Proving that $T^{-1}$ is linear and invertible is easy enough to do from the definitions. I'll show one property for you, leaving the rest for you - they have a similar "flavor". Linear transforms should be additive, and thus we want $T^{-1}(x+y) = T^{-1}(x) + T^{-1}(y)$. Also note that $x = T(T^{-1}(x))$ since $T^{-1}$ is the inverse. The same holds for $y$ obviously.
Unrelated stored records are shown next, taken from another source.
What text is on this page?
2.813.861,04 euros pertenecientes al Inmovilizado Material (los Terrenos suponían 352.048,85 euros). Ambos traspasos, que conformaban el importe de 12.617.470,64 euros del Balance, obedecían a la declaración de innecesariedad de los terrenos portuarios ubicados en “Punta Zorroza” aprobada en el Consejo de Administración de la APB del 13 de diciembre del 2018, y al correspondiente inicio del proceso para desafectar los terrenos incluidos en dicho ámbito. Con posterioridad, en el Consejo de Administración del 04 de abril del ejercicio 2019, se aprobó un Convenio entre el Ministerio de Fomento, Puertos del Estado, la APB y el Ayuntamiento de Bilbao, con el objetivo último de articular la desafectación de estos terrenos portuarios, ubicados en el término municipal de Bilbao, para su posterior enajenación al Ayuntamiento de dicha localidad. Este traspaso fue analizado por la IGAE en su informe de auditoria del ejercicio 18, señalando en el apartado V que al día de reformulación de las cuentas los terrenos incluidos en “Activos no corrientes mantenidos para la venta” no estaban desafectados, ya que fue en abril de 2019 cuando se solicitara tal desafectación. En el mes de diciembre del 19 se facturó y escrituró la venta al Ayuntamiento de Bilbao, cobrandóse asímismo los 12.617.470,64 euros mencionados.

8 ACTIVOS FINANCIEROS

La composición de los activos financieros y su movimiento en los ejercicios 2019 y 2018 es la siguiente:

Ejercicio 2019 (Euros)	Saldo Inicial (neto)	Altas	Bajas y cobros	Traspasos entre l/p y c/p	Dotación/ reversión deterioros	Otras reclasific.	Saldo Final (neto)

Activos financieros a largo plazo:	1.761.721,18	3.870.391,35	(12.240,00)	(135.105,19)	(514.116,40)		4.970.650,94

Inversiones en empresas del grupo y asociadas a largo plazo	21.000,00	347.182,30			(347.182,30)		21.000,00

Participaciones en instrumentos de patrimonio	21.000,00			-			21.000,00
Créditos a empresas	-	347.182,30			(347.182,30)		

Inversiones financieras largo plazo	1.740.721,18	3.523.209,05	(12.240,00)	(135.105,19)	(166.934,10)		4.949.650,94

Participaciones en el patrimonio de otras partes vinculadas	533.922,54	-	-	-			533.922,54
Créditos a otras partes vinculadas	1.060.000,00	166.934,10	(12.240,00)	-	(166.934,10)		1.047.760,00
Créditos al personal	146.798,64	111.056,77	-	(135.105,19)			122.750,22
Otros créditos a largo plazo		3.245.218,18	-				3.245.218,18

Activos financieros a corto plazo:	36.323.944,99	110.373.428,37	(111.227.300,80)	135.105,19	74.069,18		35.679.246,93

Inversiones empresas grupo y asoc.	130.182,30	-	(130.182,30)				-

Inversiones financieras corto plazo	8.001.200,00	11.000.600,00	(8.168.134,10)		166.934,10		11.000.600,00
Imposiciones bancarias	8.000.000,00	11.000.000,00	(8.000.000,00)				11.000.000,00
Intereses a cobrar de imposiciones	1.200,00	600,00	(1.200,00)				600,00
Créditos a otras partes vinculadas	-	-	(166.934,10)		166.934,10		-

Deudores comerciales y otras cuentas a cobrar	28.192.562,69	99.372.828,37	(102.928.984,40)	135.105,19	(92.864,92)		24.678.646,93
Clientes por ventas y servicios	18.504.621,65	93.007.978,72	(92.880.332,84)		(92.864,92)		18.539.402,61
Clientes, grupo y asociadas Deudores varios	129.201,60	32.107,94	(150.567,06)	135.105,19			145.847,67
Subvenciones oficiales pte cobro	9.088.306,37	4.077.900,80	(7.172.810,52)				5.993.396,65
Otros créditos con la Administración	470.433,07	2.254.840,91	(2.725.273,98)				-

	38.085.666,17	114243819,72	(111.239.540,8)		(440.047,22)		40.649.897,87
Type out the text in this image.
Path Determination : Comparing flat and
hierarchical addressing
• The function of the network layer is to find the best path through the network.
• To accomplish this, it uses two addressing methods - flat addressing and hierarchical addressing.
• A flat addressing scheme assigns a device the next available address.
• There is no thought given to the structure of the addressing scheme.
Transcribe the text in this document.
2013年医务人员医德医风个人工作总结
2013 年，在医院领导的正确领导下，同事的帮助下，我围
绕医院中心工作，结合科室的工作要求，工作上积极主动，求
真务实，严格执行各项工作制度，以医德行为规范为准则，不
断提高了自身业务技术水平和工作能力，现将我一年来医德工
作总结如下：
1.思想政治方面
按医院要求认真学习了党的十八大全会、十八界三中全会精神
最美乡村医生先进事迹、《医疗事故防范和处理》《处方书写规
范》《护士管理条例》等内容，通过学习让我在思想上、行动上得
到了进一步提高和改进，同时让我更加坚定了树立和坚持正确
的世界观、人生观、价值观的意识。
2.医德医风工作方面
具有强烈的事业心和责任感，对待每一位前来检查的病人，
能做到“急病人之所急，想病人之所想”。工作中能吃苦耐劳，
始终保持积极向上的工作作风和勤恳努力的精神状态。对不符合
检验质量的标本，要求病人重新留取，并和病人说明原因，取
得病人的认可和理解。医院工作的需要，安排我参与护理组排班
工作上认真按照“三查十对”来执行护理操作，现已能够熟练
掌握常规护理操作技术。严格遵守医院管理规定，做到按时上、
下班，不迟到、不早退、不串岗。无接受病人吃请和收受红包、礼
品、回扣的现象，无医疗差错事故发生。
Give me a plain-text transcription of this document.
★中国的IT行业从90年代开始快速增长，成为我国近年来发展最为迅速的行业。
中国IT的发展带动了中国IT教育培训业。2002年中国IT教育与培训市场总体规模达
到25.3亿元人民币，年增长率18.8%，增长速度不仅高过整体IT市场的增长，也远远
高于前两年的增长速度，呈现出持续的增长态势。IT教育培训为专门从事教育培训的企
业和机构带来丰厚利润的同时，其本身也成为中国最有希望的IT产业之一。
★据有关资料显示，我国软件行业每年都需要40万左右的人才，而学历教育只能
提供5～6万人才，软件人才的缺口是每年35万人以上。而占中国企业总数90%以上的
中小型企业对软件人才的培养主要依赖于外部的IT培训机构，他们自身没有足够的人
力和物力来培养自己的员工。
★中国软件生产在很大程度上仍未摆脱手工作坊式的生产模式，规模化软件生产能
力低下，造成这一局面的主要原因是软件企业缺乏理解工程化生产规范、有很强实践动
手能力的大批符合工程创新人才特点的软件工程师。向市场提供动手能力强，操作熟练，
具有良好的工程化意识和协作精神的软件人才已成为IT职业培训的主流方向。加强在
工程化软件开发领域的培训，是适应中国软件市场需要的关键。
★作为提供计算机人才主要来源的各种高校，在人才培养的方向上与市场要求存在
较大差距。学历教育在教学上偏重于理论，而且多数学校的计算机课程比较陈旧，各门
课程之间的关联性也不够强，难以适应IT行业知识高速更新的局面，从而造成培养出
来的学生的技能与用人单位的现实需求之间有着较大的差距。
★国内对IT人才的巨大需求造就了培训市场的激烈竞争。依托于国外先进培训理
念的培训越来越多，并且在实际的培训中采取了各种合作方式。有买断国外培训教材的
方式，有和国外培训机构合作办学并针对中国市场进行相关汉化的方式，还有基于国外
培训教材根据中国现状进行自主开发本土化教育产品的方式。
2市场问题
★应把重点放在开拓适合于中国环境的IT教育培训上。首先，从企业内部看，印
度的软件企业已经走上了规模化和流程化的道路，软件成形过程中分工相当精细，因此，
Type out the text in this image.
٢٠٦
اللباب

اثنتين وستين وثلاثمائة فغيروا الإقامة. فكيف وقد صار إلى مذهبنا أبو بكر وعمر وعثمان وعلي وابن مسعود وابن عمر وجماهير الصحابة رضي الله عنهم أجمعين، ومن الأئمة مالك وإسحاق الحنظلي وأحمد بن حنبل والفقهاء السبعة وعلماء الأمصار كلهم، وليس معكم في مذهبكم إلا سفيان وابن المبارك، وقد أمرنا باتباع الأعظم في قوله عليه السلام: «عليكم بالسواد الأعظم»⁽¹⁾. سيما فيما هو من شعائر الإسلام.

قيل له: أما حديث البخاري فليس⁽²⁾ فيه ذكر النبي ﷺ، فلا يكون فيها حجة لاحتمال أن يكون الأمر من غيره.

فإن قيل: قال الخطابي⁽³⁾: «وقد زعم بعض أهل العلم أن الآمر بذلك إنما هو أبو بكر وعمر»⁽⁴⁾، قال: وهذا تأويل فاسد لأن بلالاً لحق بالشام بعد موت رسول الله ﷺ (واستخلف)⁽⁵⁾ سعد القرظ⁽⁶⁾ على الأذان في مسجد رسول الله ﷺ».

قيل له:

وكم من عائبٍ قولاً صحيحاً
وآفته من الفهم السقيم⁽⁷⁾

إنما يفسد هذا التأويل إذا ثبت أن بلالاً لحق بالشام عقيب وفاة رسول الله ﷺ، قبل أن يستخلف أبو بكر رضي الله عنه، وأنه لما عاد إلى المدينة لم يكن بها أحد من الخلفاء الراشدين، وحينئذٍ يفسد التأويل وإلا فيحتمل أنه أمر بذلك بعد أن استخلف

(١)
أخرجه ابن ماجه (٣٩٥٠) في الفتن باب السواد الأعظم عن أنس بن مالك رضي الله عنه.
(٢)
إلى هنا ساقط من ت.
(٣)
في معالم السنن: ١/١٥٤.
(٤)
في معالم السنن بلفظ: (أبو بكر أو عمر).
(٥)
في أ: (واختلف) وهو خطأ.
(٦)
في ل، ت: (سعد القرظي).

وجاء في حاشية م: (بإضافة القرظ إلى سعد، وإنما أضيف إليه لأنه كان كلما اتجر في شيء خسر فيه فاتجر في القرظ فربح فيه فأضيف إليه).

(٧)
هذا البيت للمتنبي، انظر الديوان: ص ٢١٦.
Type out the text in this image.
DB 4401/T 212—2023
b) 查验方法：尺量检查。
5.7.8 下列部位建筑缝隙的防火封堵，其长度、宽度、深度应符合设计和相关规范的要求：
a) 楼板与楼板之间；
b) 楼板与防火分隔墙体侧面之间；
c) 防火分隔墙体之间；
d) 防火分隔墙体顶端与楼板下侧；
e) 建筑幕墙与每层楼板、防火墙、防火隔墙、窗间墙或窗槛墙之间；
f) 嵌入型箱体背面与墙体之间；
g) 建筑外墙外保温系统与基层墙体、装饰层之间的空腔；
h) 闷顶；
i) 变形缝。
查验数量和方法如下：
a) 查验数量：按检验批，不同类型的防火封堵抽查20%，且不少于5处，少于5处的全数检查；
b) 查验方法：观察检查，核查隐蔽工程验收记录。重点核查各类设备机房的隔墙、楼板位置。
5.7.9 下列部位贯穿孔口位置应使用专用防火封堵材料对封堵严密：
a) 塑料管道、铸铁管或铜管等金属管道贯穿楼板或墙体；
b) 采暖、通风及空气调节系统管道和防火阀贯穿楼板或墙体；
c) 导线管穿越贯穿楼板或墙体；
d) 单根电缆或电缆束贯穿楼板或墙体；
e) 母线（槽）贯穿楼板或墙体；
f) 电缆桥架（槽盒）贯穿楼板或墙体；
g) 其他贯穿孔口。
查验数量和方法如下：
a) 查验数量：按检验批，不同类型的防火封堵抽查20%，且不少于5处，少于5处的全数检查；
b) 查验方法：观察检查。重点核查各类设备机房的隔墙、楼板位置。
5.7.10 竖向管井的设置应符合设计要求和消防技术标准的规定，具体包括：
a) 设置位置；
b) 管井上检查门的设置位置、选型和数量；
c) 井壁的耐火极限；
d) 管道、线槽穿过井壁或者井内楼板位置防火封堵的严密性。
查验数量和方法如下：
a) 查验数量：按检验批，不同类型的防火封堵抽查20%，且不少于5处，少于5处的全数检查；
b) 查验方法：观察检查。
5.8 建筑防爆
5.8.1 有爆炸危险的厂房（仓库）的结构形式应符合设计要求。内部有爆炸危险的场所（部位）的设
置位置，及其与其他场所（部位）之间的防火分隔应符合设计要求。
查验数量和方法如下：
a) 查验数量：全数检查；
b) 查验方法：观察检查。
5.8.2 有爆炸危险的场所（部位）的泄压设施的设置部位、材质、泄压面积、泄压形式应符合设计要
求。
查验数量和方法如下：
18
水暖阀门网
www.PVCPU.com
Then

$$T^{-1}(x+y) = T^{-1}(T(T^{-1}(x)) + T(T^{-1}(y))) \tag 1$$

Since $T$ is known to be linear, $T(T^{-1}(x)) + T(T^{-1}(y)) = T(T^{-1}(x) + T^{-1}(y))$ - it's the definition of linearity, but in reverse. Thus, $(1)$ implies

$$T^{-1}(x+y) = T^{-1}(T(T^{-1}(x) + T^{-1}(y))) \tag 2$$

The outermost $T^{-1},T$ negate owing to being inverses and thus

$$T^{-1}(x+y) = T^{-1}(x) + T^{-1}(y)$$

giving linearity.

What remains to be shown:

• $T^{-1}(ax) = aT^{-1}(x)$ for scalars $a$
• $(T^{-1})^{-1}$ exists, i.e. show $T^{-1}$ is invertible (show $T$ is the inverse)

Answer 2

Whether or not you can say such a thing without giving a proof depends on what you have agreed with the person who reads and evaluates. It is universally known that $T^{-1}$ is linear and bijective if $T$ is linear and bijective.